Development of a Novel Zebrafish Model for Type 2 Diabetes Mellitus

[Speaker] Liqing Zang:1
[Co-author] Yasuhito Shimada:2,3, Norihiro Nishimura:1
1:Graduate School of Regional Innovation Studies, Mie University, Japan, 2:Department of Integrative Pharmacology, Mie University Graduate School of Medicine, Japan, 3:Department of Bioinformatics, Mie University Life Science Research Center, Japan

The world wide increase in type 2 diabetes mellitus (T2DM) makes it one of the major public health issue and economic implications. T2DM is a complex disorder resulted from the interaction between a genetic predisposition and behavioral and environmental risk factors. Recently, considerable emphasis has been placed on the early onset of T2DM and obesity. Although many high-fat diet-induced rodent models of obesity and diabetes exist, the zebrafish model for T2DM has not been established yet.
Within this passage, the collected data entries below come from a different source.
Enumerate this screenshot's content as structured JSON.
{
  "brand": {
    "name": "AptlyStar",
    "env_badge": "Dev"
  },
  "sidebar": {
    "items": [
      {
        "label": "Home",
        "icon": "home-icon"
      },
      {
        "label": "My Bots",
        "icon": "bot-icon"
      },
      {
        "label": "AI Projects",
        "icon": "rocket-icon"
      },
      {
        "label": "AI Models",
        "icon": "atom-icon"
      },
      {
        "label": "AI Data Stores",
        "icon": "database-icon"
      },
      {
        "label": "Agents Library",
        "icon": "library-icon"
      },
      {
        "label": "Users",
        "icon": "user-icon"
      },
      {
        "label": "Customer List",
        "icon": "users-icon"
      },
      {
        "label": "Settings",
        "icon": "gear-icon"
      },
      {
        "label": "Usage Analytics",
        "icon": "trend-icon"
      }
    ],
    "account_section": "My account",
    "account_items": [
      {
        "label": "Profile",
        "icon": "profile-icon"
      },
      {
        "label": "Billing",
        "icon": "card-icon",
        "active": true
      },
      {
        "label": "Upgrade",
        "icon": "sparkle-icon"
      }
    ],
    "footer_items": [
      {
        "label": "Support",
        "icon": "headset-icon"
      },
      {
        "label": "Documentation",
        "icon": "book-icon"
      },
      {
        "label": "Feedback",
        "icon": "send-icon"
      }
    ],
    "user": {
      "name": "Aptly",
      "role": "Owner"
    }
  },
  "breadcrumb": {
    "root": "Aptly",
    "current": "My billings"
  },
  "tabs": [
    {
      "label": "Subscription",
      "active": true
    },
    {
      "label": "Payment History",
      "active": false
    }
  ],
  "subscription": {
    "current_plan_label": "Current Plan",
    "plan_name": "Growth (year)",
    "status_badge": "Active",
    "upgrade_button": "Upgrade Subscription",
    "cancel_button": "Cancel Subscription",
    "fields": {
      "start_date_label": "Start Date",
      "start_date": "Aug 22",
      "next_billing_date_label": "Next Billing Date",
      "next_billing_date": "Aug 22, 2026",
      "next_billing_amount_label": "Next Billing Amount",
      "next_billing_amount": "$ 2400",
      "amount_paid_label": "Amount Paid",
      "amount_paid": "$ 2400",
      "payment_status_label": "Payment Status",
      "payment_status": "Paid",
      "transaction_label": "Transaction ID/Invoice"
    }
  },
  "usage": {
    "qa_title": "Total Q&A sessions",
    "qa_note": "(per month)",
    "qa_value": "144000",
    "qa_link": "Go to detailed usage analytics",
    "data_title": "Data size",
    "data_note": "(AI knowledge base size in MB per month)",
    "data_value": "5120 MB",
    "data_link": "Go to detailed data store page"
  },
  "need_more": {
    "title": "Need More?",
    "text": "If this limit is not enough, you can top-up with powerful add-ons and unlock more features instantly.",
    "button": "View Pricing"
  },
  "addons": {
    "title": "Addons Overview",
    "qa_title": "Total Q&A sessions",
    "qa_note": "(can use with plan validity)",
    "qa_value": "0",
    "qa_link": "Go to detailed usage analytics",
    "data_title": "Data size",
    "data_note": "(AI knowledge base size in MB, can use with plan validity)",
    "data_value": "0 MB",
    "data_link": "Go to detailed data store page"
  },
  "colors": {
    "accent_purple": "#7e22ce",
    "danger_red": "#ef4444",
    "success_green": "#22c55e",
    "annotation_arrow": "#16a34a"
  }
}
To that end, we sought to develop and validate a zebrafish model of T2DM based on diet induced obesity (DIO). The DIO zebrafish showed significantly increased fasting blood glucose level, compared to normal-fed zebrafish. Intraperitoneal and oral glucose tolerance tests showed impaired glucose tolerance by overfeeding. Insulin production, which was determined indirectly by measuring the EGFP signal strength in overfed Tg(-1.0ins:EGFP)sc1 zebrafish, was increased in DIO zebrafish. The anti-diabetic drugs metformin and glimepiride ameliorated hyperglycemia in the overfed group, suggesting that this zebrafish can be used as a model of human T2DM. Finally, we conducted RNA deep sequencing and found that the gene expression profiling of liver-pancreas revealed pathways common to human T2DM. In summary, we developed a zebrafish model of T2DM that shows promise as a platform for mechanistic and therapeutic studies of diet-induced glucose intolerance and insulin resistance.